19 de junio de 2024

¿Por qué a la región cafetera le está yendo mal?

15 de abril de 2012
15 de abril de 2012

victor zuluagaYo no soy economista, pero leo a quienes saben de  ello, e incluso, he sido testigo de los efectos perversos que ha traído la bonanza de capitales, para algunos sectores como la industria, el café y curiosamente, para los resguardos indígenas y población afrodescendiente.

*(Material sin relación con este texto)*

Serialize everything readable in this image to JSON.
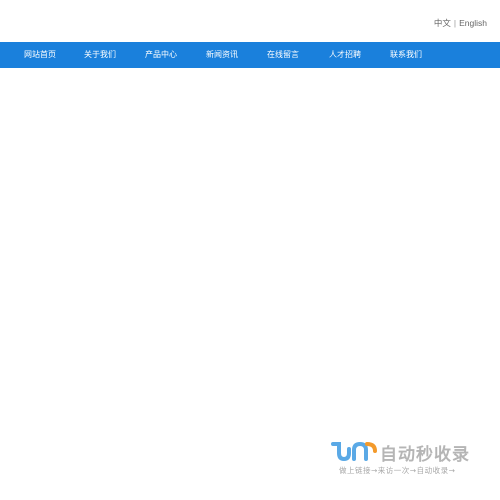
{
  "header": {
    "lang_zh": "中文",
    "lang_sep": "|",
    "lang_en": "English"
  },
  "nav": {
    "items": [
      {
        "label": "网站首页"
      },
      {
        "label": "关于我们"
      },
      {
        "label": "产品中心"
      },
      {
        "label": "新闻资讯"
      },
      {
        "label": "在线留言"
      },
      {
        "label": "人才招聘"
      },
      {
        "label": "联系我们"
      }
    ]
  },
  "colors": {
    "nav_background": "#1a80dc",
    "nav_text": "#ffffff",
    "watermark_blue": "#5aa9e6",
    "watermark_orange": "#f39a2b"
  },
  "watermark": {
    "title": "自动秒收录",
    "subtitle": "做上链接→来访一次→自动收录→"
  }
}
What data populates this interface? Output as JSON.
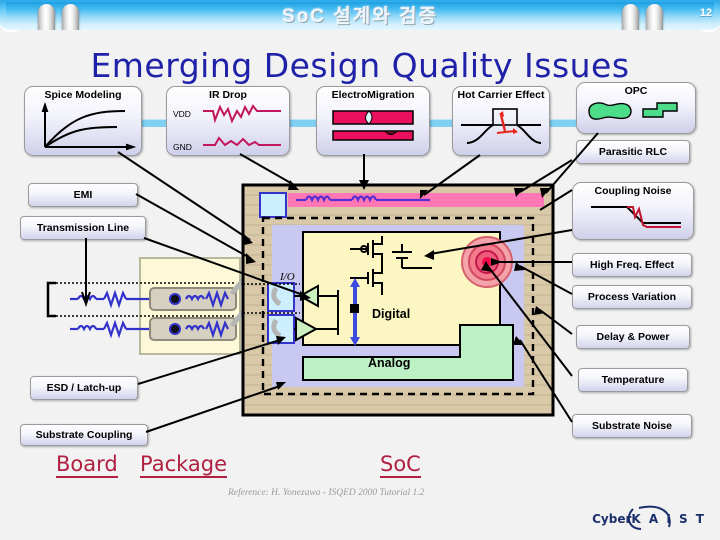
{
  "header": {
    "title": "SoC 설계와 검증",
    "page_number": "12"
  },
  "slide": {
    "title": "Emerging Design Quality Issues",
    "reference": "Reference: H. Yonezawa - ISQED 2000 Tutorial 1.2"
  },
  "top_boxes": [
    {
      "label": "Spice Modeling",
      "icon": "rc-charging-curves-icon"
    },
    {
      "label": "IR Drop",
      "icon": "vdd-gnd-waveform-icon",
      "sub_labels": [
        "VDD",
        "GND"
      ]
    },
    {
      "label": "ElectroMigration",
      "icon": "metal-void-hillock-icon"
    },
    {
      "label": "Hot Carrier Effect",
      "icon": "hot-carrier-injection-icon"
    },
    {
      "label": "OPC",
      "icon": "optical-proximity-shapes-icon"
    }
  ],
  "left_labels": [
    {
      "label": "EMI"
    },
    {
      "label": "Transmission Line"
    },
    {
      "label": "ESD / Latch-up"
    },
    {
      "label": "Substrate Coupling"
    }
  ],
  "right_labels": [
    {
      "label": "Parasitic RLC"
    },
    {
      "label": "Coupling Noise",
      "icon": "crosstalk-waveform-icon"
    },
    {
      "label": "High Freq. Effect"
    },
    {
      "label": "Process Variation"
    },
    {
      "label": "Delay & Power"
    },
    {
      "label": "Temperature"
    },
    {
      "label": "Substrate Noise"
    }
  ],
  "diagram": {
    "io_label": "I/O",
    "digital_label": "Digital",
    "analog_label": "Analog"
  },
  "regions": [
    {
      "label": "Board"
    },
    {
      "label": "Package"
    },
    {
      "label": "SoC"
    }
  ],
  "logo": {
    "prefix": "Cyber",
    "name": "K A I S T"
  },
  "colors": {
    "banner": "#2aa8e8",
    "title": "#1f21a8",
    "region_text": "#b02040",
    "substrate": "#d9c9a8",
    "digital": "#fcf7c2",
    "analog": "#bdf0c4",
    "ring": "#c8c8f0",
    "power_rail": "#ff77b4",
    "trace": "#3333cc"
  }
}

La cuestión no es tan complicada: hay una enorme crisis tanto en Europa como en Estados Unidos y ello ha determinado que muchos de los dueños de capitales prefieran hacer sus inversiones en América Latina, pero sobre todo en Colombia, en donde existen unas reglas de juego que se respetan en materia económica. Desde luego que hay unas inversiones importantes en industria y en servicios. Yo por ejemplo quedé aterrado cuando en plena Gran Vía de Madrid pudo observar un carro de Atesa, la misma compañía que recolecta las basuras en Pereira y por un momento creí que estaba ante una visión. Pero el problema está en que la mayoría de esas inversiones se están realizando en el sector de hidrocarburos y minería. Y la razón es clara: cuando hay crisis, la demanda del oro se dispara y desde luego los procesos de exploración y explotación, porque es una inversión confiable.

Lo anterior desencadena una serie de fenómenos bien críticos. Por ejemplo, la presión sobre las áreas mineras para su explotación: Cajamarca, Páramo de Santurbán, Marmato, Caucasia, Murindó y otros cientos de puntos que poseen reservas de oro y platino. El resultado es perverso para los sectores más vulnerables pues los afros han sido desalojados y los indígenas obligados a (¡óigase bien!) a probar que las tierras que ocupan, en efecto, les pertenecen. Es el típico caso de los pájaros que le disparan a las escopetas.

Pero el efecto perverso de tanta inversión en dólares se tiene que traducir también en un exceso de dicho circulante mientras que el peso colombiano no crece en las mismas proporciones: he ahí la fuente de la revaluación. Como hay pocos pesos en comparación con la cantidad de dólares que llegan, nuestro peso se revalúa y allí viene el calvario para los cafeteros que tienen reciben menos dólares de sus exportaciones debido a esa revaluación del peso.

Y el efecto también se tiene que sentir en la industria porque en la medida que el dólar pierde valor frente al peso, los productos importados se podrán adquirir a precios muy bajos, produciendo una enorme crisis en la industria nacional. O si no que los digan los importadores de vehículos, que cada vez ofrecen a precios más bajos dichos vehículos, mientras que los ensambladores nacionales padecen las verdes y las maduras.

Como puede ver mi querido amigo Mauricio, cuando decimos que la economía va bien, puede ser que nos estemos refiriendo a los banqueros o a los inversionistas que manejan esos capitales llamados “golondrinas”, que cuando menos se piensa alzan el vuelo, dejando apenas el recuerdo por medio de de su comida procesada y expulsada.